98-year-old woman fights to overturn McCarthy-era conspiracy conviction
Miriam Moskowitz (Screen capture)

A woman who was convicted of conspiracy to obstruct justice in what prosecutors called "a dry run" for the Julius and Ethel Rosenberg trial is seeking to have her conviction overturned, the Los Angeles Times reports.

In 1950, Miriam Moskowitz and her married lover, Abraham Brothman, were convicted of conspiring to lie to federal investigators. The basis of their conviction was the testimony of a confessed Soviet agent, Harry Gold, who testified against them in order to avoid a possible death sentence on espionage charges.

According to the government, after the Federal Bureau of Investigations questioned Brothman about he and Gold's activities, Brothman told Gold that "the FBI was just here. They know everything. They know all about us. They know that you were a courier" for a Soviet spy.

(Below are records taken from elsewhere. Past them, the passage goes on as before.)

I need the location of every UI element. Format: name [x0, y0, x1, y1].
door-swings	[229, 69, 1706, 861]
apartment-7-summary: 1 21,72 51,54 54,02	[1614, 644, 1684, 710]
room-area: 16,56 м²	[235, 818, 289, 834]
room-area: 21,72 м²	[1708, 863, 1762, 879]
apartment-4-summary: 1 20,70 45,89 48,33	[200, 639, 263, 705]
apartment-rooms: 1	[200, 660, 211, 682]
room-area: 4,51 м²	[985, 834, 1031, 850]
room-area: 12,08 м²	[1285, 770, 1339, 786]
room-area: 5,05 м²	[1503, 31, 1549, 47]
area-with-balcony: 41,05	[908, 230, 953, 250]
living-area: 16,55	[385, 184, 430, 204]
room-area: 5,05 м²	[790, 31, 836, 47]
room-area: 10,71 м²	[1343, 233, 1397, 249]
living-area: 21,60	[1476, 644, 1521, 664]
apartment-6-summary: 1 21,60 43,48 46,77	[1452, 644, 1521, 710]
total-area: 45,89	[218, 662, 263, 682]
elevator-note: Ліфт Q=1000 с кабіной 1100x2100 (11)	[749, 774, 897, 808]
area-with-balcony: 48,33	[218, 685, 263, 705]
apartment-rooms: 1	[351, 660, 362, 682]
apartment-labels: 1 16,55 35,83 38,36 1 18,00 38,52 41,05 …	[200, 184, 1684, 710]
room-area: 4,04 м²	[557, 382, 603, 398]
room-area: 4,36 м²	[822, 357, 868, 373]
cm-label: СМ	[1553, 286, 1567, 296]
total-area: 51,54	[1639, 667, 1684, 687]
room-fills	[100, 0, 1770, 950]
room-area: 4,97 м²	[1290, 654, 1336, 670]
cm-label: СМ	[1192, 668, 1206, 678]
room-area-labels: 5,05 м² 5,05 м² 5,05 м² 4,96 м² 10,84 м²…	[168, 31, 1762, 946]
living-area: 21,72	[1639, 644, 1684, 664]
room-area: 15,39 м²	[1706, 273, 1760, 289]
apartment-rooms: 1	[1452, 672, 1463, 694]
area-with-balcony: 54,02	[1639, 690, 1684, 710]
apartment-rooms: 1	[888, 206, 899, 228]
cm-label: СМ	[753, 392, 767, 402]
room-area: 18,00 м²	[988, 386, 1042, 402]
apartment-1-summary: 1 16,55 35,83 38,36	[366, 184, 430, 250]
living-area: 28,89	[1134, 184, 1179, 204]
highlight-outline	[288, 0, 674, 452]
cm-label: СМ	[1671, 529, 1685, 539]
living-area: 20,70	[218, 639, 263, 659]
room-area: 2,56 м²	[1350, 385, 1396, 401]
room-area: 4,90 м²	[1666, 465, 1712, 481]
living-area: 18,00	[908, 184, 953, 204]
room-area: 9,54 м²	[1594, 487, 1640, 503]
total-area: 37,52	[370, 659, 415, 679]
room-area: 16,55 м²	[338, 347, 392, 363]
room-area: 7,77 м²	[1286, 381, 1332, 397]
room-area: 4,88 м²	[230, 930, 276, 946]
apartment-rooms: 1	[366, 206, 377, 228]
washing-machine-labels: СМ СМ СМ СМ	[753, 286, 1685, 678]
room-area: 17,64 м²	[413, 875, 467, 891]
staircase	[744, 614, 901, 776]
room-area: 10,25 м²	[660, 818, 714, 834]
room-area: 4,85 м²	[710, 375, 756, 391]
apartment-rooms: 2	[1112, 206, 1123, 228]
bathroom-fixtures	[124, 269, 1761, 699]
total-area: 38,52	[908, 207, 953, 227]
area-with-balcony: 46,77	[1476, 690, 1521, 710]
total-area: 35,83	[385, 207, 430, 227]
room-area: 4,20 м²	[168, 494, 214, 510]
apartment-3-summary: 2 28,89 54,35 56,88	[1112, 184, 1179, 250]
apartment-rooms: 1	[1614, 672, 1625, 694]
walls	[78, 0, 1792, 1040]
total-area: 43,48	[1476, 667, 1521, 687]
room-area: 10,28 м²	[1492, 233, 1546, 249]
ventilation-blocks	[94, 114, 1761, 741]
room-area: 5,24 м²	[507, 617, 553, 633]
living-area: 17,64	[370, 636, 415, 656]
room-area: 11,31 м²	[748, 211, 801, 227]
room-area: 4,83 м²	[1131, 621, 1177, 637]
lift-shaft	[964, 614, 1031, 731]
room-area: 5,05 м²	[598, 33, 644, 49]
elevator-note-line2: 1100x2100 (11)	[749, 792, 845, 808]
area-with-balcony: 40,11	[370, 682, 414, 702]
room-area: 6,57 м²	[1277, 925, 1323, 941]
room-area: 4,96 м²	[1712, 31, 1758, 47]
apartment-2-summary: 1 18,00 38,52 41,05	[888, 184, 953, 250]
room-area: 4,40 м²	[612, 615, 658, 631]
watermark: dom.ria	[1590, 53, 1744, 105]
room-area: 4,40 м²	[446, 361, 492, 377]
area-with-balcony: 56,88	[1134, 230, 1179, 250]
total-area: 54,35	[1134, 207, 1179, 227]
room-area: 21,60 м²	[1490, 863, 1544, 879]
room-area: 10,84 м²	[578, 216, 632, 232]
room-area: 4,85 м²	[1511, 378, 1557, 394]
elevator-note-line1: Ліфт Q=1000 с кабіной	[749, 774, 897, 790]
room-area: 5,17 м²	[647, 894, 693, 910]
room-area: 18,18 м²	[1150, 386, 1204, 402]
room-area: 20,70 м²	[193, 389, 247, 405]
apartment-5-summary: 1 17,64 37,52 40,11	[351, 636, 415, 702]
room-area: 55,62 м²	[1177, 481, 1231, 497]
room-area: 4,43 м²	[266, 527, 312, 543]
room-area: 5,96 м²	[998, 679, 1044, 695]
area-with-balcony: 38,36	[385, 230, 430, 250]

Brothman then told Gold, "you have got to tell the same story I did." At Moskowitz's trial, Gold claimed that she was present during this and similar conversations.

But documents released in 2008 revealed that Gold had lied to prosecutors, changing his story in a way that Moskowitz's attorneys characterize as "an error of the most fundamental character" that "rendered the proceeding itself irregular and invalid."

Gold was the only witness against Moskowitz at her trial, during which he testified that she had been present when he and Brothman concocted the lies they would tell FBI agents. On the strength of that testimony, she was convicted on felony conspiracy charges and sentenced to two years in prison.

However, he told the FBI that he "recalls telling BROTHMAN practically nothing in MOSKOWITZ' [sic] presence but later, after all had returned to the laboratory and MOSKOWITZ had gone out for coffee or something, they [Brothman and Gold] talked of their stories to the agents."

"With regard to MIRIAM MOSKOWITZ," Gold stated that "he never discussed his espionage activity in her presence when he could avoid it, as he distrusted her because of her violent temper. He felt that someday after one of the many arguments she was having with BROTHMAN she would, out of spite, go to the authorities and report them."

"Also," he said, "MOSKOWITZ made him uncomfortable and unhappy, and he stayed away from her."

He told the grand jury a similar story, saying that "[w]hen Moskowitz went out on an errand, possibly to obtain some coffee, I related to Brothman in detail the [fictitious] story that I had told" to the FBI. Moreover, he said that he had told Brothman that "no one knew of any of my other activities," and he suggested that "he should not mention any other activities of mine in from of anyone, particularly Miriam Moskowitz."

Four months later, at her trial, he changed his story, implicating Moskowitz in his criminal conspiracy with her lover, Abraham Brothman.

Moskowitz said that she has been haunted by the conviction, telling the Times that in addition to never having had the opportunity to vote or serve on a jury, she also eschewed serious relationships for fear that her suitor would learn of the conviction.

"I would have wanted [marriage and children very dearly," she said. "If [the conviction] had never happened, I'd have had a houseful of children. By now, grandchildren, great-grandchildren."

She is petitioning to have the court vacate her conviction, but the government -- represented by United States Attorney Preet Bharara -- argues that Moskowitz has cherry-picked details from the grand jury testimony in order to "manufacture an inconsistency" and that "[h]er claims, even if taken at face value, are insufficient to establish an error under today's law, let alone the law when she was convicted in 1950."